Python environment DAB

Dali1
New Contributor III

Hello,
I am building a pipeline using DAB.

The first step of the dab is to deploy my library as a wheel.

The pipeline is run on a shared databricks cluster.
When I run the job I see that the job is not using exactly the requirements I specified but it used the versions that were already in the cluster.

Is there a way to have a specific environment for my job using this shared cluster ?

pradeep_singh
Contributor III

This is the nature of shared clusters . You can install libraries for a task but isolation is not guaranteed . if a library is already installed on the cluster it will take priority over what defined for the task.

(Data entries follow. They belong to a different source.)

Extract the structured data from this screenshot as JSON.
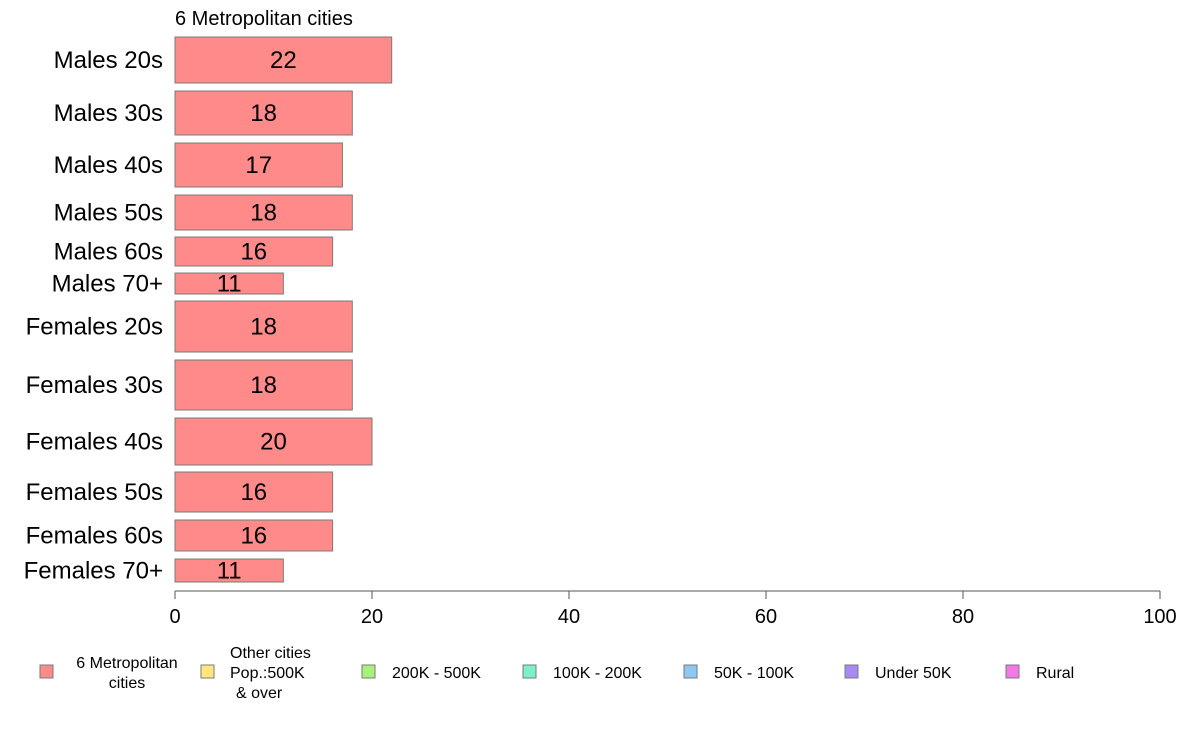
{
  "chart_data": {
    "type": "bar",
    "orientation": "horizontal",
    "stacked": true,
    "title": "6 Metropolitan cities",
    "categories": [
      "Males 20s",
      "Males 30s",
      "Males 40s",
      "Males 50s",
      "Males 60s",
      "Males 70+",
      "Females 20s",
      "Females 30s",
      "Females 40s",
      "Females 50s",
      "Females 60s",
      "Females 70+"
    ],
    "series": [
      {
        "name": "6 Metropolitan cities",
        "color": "#ff8a8a",
        "values": [
          22,
          18,
          17,
          18,
          16,
          11,
          18,
          18,
          20,
          16,
          16,
          11
        ]
      }
    ],
    "data_labels": [
      "22",
      "18",
      "17",
      "18",
      "16",
      "11",
      "18",
      "18",
      "20",
      "16",
      "16",
      "11"
    ],
    "xlim": [
      0,
      100
    ],
    "xticks": [
      "0",
      "20",
      "40",
      "60",
      "80",
      "100"
    ],
    "xlabel": "",
    "ylabel": "",
    "grid": false,
    "legend_position": "bottom",
    "legend": [
      {
        "lines": [
          "6 Metropolitan",
          "cities"
        ],
        "color": "#ff8a8a"
      },
      {
        "lines": [
          "Other cities",
          "Pop.:500K",
          "& over"
        ],
        "color": "#ffe680"
      },
      {
        "lines": [
          "200K - 500K"
        ],
        "color": "#a6f27a"
      },
      {
        "lines": [
          "100K - 200K"
        ],
        "color": "#7af2c4"
      },
      {
        "lines": [
          "50K - 100K"
        ],
        "color": "#8cc8f2"
      },
      {
        "lines": [
          "Under 50K"
        ],
        "color": "#a88af2"
      },
      {
        "lines": [
          "Rural"
        ],
        "color": "#f27ae6"
      }
    ]
  }
}
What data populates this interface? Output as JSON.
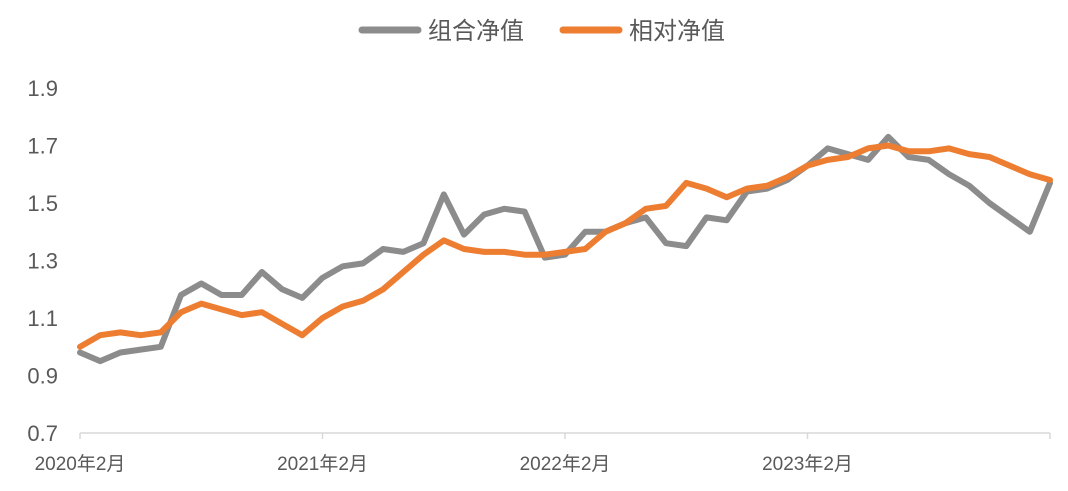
{
  "chart_data": {
    "type": "line",
    "legend_position": "top-center",
    "grid": false,
    "ylim": [
      0.7,
      1.9
    ],
    "yticks": [
      "0.7",
      "0.9",
      "1.1",
      "1.3",
      "1.5",
      "1.7",
      "1.9"
    ],
    "x_ticks": [
      "2020年2月",
      "2021年2月",
      "2022年2月",
      "2023年2月"
    ],
    "x_range": [
      "2020-02",
      "2024-02"
    ],
    "series": [
      {
        "name": "组合净值",
        "color": "#8c8c8c",
        "x": [
          "2020-02",
          "2020-03",
          "2020-04",
          "2020-05",
          "2020-06",
          "2020-07",
          "2020-08",
          "2020-09",
          "2020-10",
          "2020-11",
          "2020-12",
          "2021-01",
          "2021-02",
          "2021-03",
          "2021-04",
          "2021-05",
          "2021-06",
          "2021-07",
          "2021-08",
          "2021-09",
          "2021-10",
          "2021-11",
          "2021-12",
          "2022-01",
          "2022-02",
          "2022-03",
          "2022-04",
          "2022-05",
          "2022-06",
          "2022-07",
          "2022-08",
          "2022-09",
          "2022-10",
          "2022-11",
          "2022-12",
          "2023-01",
          "2023-02",
          "2023-03",
          "2023-04",
          "2023-05",
          "2023-06",
          "2023-07",
          "2023-08",
          "2023-09",
          "2023-10",
          "2023-11",
          "2023-12",
          "2024-01",
          "2024-02"
        ],
        "values": [
          0.98,
          0.95,
          0.98,
          0.99,
          1.0,
          1.18,
          1.22,
          1.18,
          1.18,
          1.26,
          1.2,
          1.17,
          1.24,
          1.28,
          1.29,
          1.34,
          1.33,
          1.36,
          1.53,
          1.39,
          1.46,
          1.48,
          1.47,
          1.31,
          1.32,
          1.4,
          1.4,
          1.43,
          1.45,
          1.36,
          1.35,
          1.45,
          1.44,
          1.54,
          1.55,
          1.58,
          1.63,
          1.69,
          1.67,
          1.65,
          1.73,
          1.66,
          1.65,
          1.6,
          1.56,
          1.5,
          1.45,
          1.4,
          1.57
        ]
      },
      {
        "name": "相对净值",
        "color": "#ed7d31",
        "x": [
          "2020-02",
          "2020-03",
          "2020-04",
          "2020-05",
          "2020-06",
          "2020-07",
          "2020-08",
          "2020-09",
          "2020-10",
          "2020-11",
          "2020-12",
          "2021-01",
          "2021-02",
          "2021-03",
          "2021-04",
          "2021-05",
          "2021-06",
          "2021-07",
          "2021-08",
          "2021-09",
          "2021-10",
          "2021-11",
          "2021-12",
          "2022-01",
          "2022-02",
          "2022-03",
          "2022-04",
          "2022-05",
          "2022-06",
          "2022-07",
          "2022-08",
          "2022-09",
          "2022-10",
          "2022-11",
          "2022-12",
          "2023-01",
          "2023-02",
          "2023-03",
          "2023-04",
          "2023-05",
          "2023-06",
          "2023-07",
          "2023-08",
          "2023-09",
          "2023-10",
          "2023-11",
          "2023-12",
          "2024-01",
          "2024-02"
        ],
        "values": [
          1.0,
          1.04,
          1.05,
          1.04,
          1.05,
          1.12,
          1.15,
          1.13,
          1.11,
          1.12,
          1.08,
          1.04,
          1.1,
          1.14,
          1.16,
          1.2,
          1.26,
          1.32,
          1.37,
          1.34,
          1.33,
          1.33,
          1.32,
          1.32,
          1.33,
          1.34,
          1.4,
          1.43,
          1.48,
          1.49,
          1.57,
          1.55,
          1.52,
          1.55,
          1.56,
          1.59,
          1.63,
          1.65,
          1.66,
          1.69,
          1.7,
          1.68,
          1.68,
          1.69,
          1.67,
          1.66,
          1.63,
          1.6,
          1.58
        ]
      }
    ]
  }
}
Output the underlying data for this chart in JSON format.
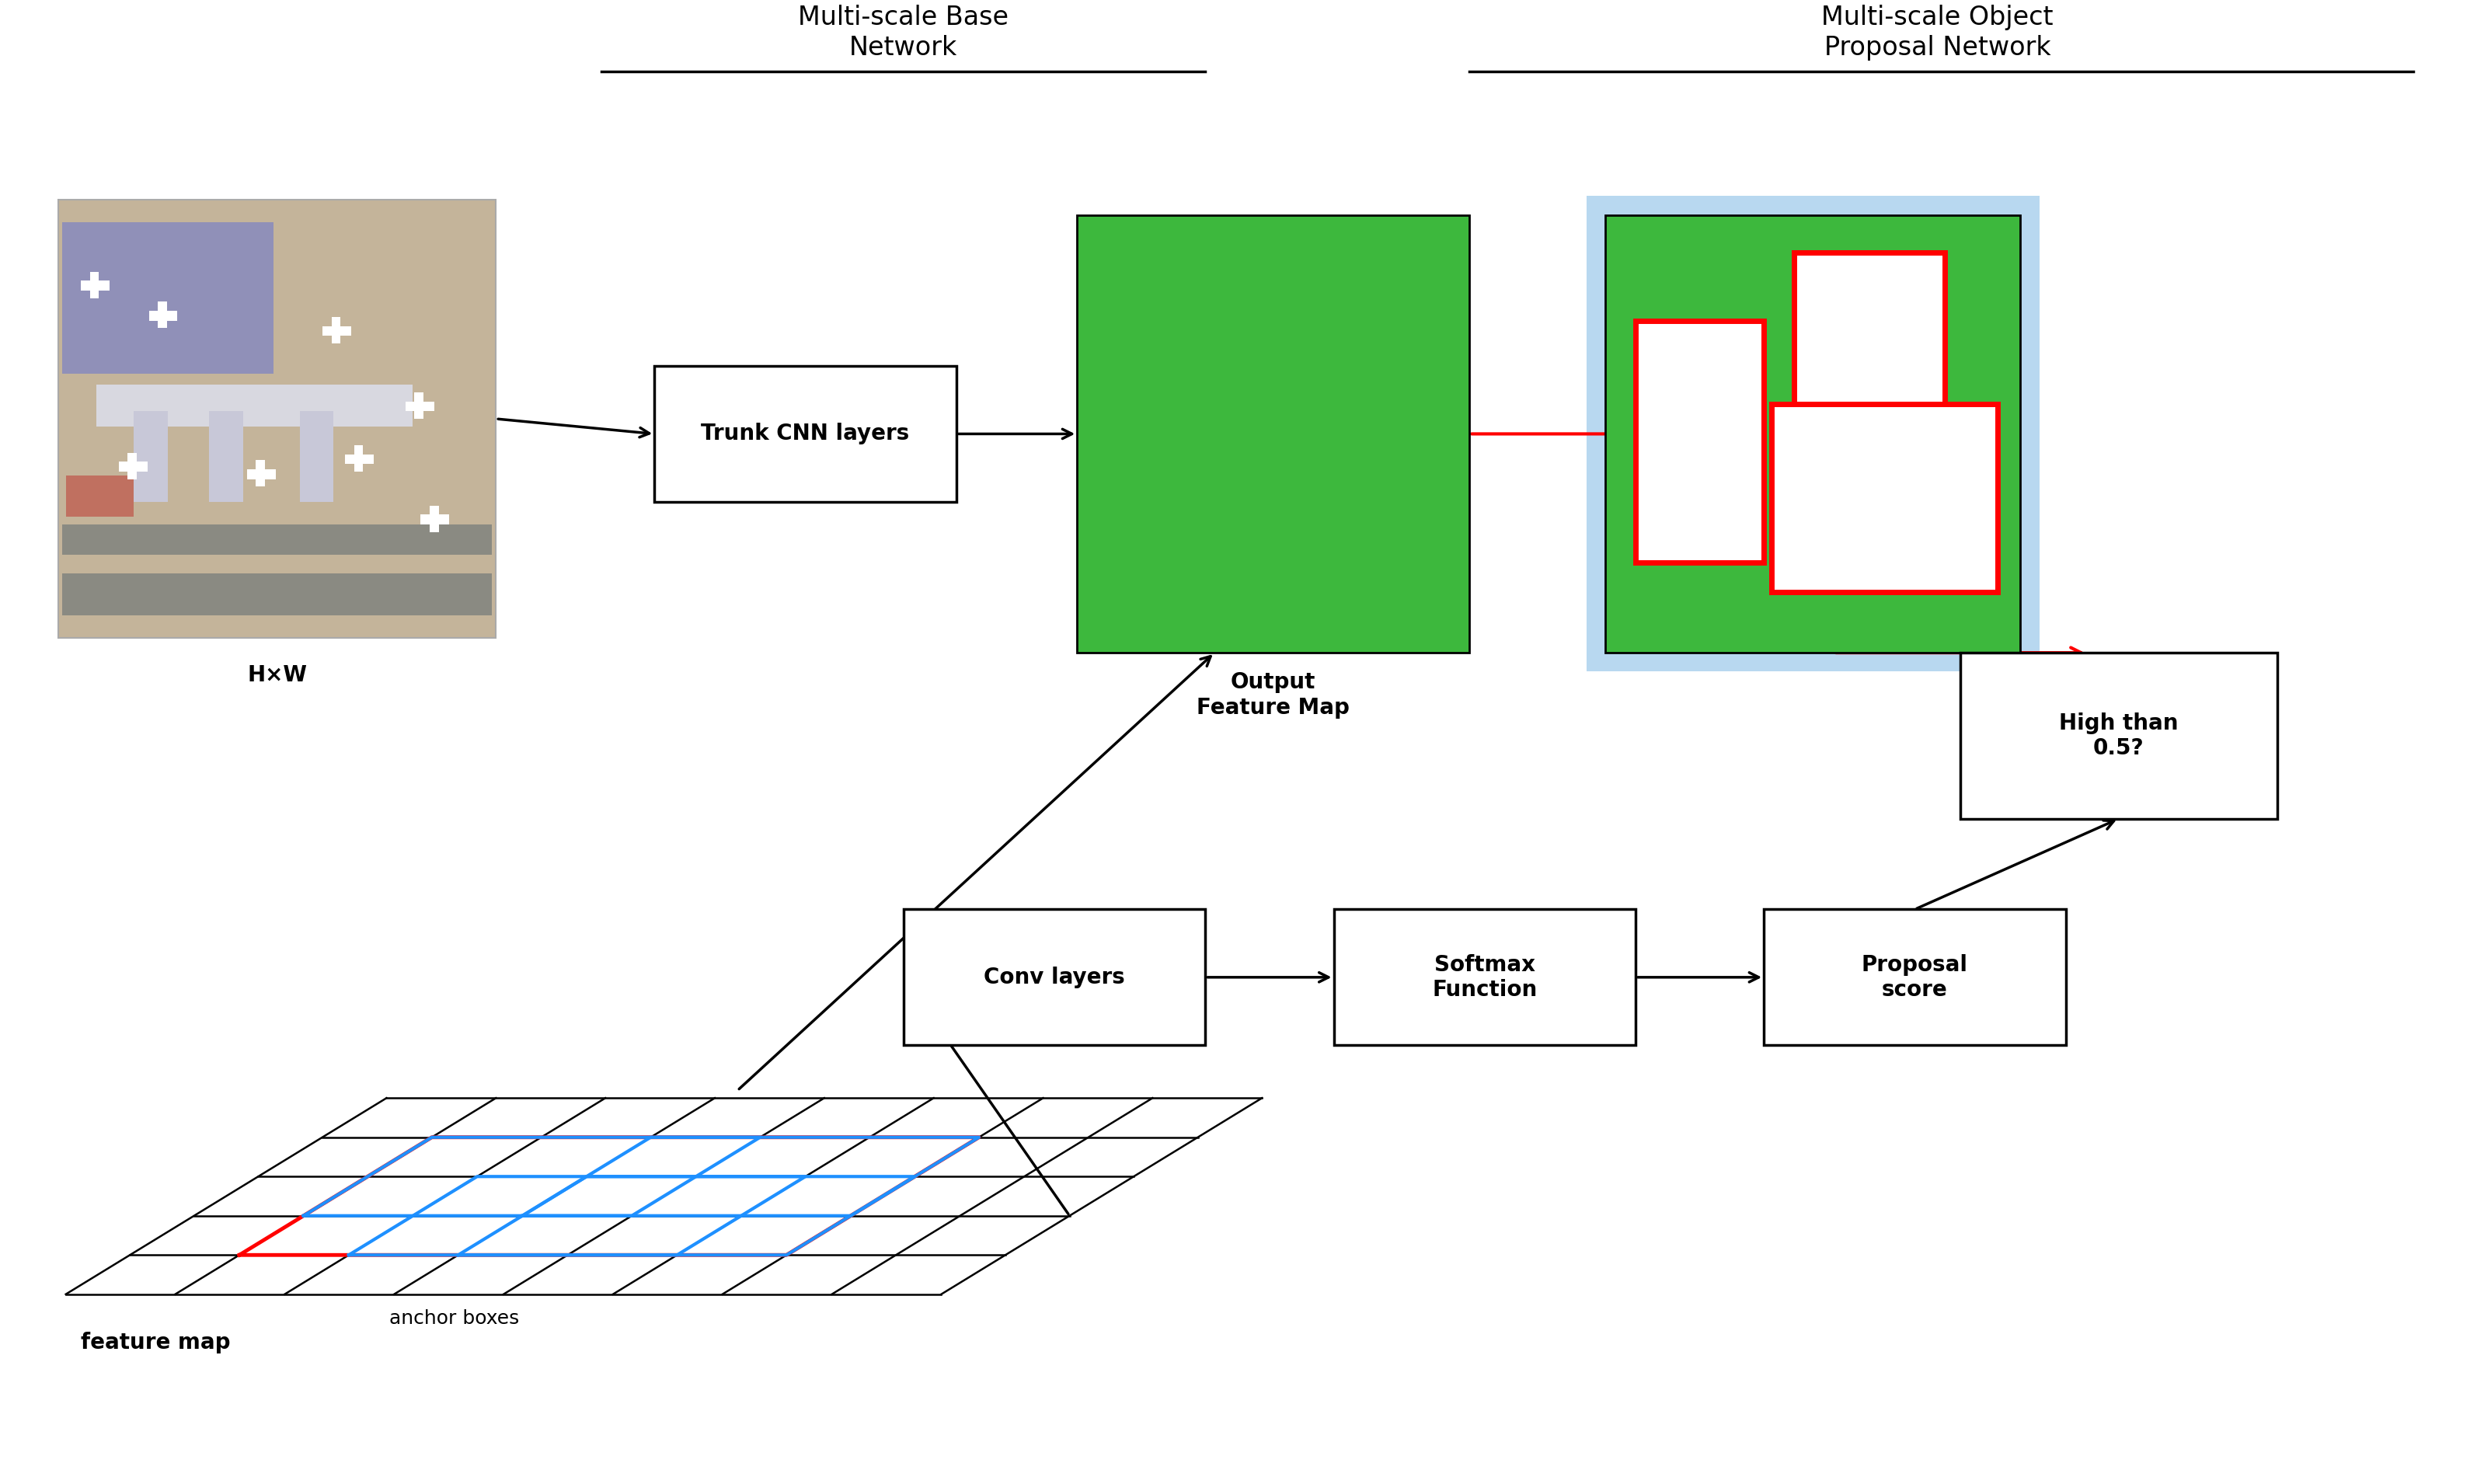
{
  "title_base_network": "Multi-scale Base\nNetwork",
  "title_proposal_network": "Multi-scale Object\nProposal Network",
  "label_hxw": "H×W",
  "label_trunk": "Trunk CNN layers",
  "label_output_fm": "Output\nFeature Map",
  "label_conv": "Conv layers",
  "label_softmax": "Softmax\nFunction",
  "label_proposal": "Proposal\nscore",
  "label_high": "High than\n0.5?",
  "label_feature_map": "feature map",
  "label_anchor": "anchor boxes",
  "green_color": "#3DB83D",
  "light_blue_bg": "#B8D8F0",
  "red_color": "#FF0000",
  "blue_color": "#1E90FF",
  "black_color": "#000000",
  "white_color": "#FFFFFF",
  "bg_color": "#FFFFFF",
  "font_size_title": 24,
  "font_size_label": 20,
  "font_size_small": 18
}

Any reason you cant use job clusters . They are cheap and provide the isolation needed in your case . Another options is using Serverless jobs with environment specs . 

Thank You
Pradeep Singh - https://www.linkedin.com/in/dbxdev

View solution in original post

stbjelcevic
Databricks Employee
Databricks Employee

Hi @Dali1,

+1 to @pradeep_singh, on shared clusters, tasks inherit cluster-installed libraries, so you won’t get a clean, versioned environment. Use a job cluster (new_cluster) or switch to serverless jobs with an environment per task for isolation. With serverless, define job.environments and set environment_key on your wheel/script task. List your wheel/requirements in dependencies to pin exact version.